Board of Regents

From the International Center for Terrorism Studies (ICTS) at the Potomac Institute for Policy Studies:

A Special Seminar on

“Iraq: Quo Vadis?”

 A Conversation with

Professor Amatzia Baram

Professor emeritus of history and director for Iraq Studies at the University of Haifa, Israel

 

Date: Wednesday, July 1, 2015

12:00 Noon to 1:00PM

 

Place: The Potomac Institute for Policy Studies

901 N. Stuart Street, Suite 200

Arlington, VA 22203

(Ballston Metro Station, Orange or Silver Line)

 

Dr. Amatzia Baram is a professor emeritus of history and the director for Iraq studies at the University of Haifa in Israel. He served on the Israeli desk of military intelligence as an analyst when the Iran-Iraq began in 1980. His Ph.D. dissertation at the Hebrew University in Jerusalem dealt with Ba'thi Iraq. He has taught at the University of Haifa since 1986. Between 1989 and the present Professor Baram has been a resident fellow at numerous international research institutions including St. Antony's College, Oxford University, UK in 1989 and 1990. He was a senior fellow at the Woodrow Wilson International Center for Scholars three times in 1990, 1997-1998 and 2003-2004 and twice at the U.S. Institute for Peace in 1997-1998 and 2003-2004. He served at the Brookings Institute in 2002-2003, was a senior fellow at the Rockefeller Foundation Center in Bellagio, Italy and taught as the Goldman Chair Professor at Georgetown University in Washington in 1998-1999 and 2010-2011. Professor Baram lectured on Iraqi society with an emphasis on the tribes of Iraq for the American military between 2005 and 2009. He has advised the Israeli government since 1980 and advised the U.S. government about Iraq and the Gulf during the Reagan, Bush, Clinton and Bush administrations. Professor Baram has been interviewed about Iraq by many TV and radio stations. 

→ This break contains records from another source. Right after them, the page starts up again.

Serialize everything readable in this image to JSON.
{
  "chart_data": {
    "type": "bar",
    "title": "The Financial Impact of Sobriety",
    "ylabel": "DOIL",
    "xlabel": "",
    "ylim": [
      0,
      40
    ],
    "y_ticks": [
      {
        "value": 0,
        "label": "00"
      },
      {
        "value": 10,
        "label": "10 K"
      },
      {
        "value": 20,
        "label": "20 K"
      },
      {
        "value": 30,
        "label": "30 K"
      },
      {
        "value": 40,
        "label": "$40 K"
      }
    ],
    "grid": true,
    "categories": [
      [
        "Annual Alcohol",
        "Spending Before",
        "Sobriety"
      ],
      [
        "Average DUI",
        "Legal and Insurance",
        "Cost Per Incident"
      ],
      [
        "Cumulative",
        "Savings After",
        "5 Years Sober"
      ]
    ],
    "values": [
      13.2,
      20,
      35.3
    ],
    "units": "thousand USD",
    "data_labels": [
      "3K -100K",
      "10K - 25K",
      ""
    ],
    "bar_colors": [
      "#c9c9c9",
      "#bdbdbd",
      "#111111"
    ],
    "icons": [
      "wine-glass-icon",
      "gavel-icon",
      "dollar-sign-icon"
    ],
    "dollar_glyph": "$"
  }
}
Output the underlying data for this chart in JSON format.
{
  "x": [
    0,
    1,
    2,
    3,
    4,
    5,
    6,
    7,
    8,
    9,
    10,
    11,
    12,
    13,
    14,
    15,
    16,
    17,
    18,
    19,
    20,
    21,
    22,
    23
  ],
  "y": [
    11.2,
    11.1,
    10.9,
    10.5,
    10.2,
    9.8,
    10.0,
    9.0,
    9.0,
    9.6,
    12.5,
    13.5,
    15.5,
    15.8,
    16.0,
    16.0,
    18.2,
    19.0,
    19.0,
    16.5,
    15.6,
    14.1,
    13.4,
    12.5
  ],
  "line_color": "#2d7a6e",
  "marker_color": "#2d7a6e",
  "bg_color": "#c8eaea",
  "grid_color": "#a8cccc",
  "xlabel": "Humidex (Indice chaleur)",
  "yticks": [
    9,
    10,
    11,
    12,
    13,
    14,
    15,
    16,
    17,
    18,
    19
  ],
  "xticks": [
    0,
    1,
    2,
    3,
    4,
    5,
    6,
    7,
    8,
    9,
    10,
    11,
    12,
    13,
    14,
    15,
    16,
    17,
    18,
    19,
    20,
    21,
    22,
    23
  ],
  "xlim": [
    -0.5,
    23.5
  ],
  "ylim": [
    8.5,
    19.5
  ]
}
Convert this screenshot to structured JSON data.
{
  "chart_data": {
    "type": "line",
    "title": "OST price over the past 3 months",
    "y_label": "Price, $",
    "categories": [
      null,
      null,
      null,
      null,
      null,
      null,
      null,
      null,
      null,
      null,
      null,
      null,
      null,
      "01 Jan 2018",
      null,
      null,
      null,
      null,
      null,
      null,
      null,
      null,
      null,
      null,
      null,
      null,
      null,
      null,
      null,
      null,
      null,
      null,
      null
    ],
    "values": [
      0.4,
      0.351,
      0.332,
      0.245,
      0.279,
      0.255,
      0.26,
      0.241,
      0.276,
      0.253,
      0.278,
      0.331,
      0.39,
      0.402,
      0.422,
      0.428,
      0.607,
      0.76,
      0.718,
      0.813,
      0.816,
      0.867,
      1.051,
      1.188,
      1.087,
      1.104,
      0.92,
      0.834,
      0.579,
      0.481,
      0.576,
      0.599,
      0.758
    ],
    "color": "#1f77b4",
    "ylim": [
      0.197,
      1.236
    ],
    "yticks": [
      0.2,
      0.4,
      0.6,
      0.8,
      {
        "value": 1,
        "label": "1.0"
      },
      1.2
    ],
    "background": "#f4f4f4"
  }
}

Professor Baram has written four books and more than seventy articles, which appeared in journals and professional magazines. In 2010 his book, written in conjunction with two colleagues, Iraq Between Occupations: Perspectives from 1920 to the Present, was published. His most recent book, Saddam Husayn and Islam, 1968-2003: Ba'thi Iraq from Militant Secularism to Faith, was published in 2014.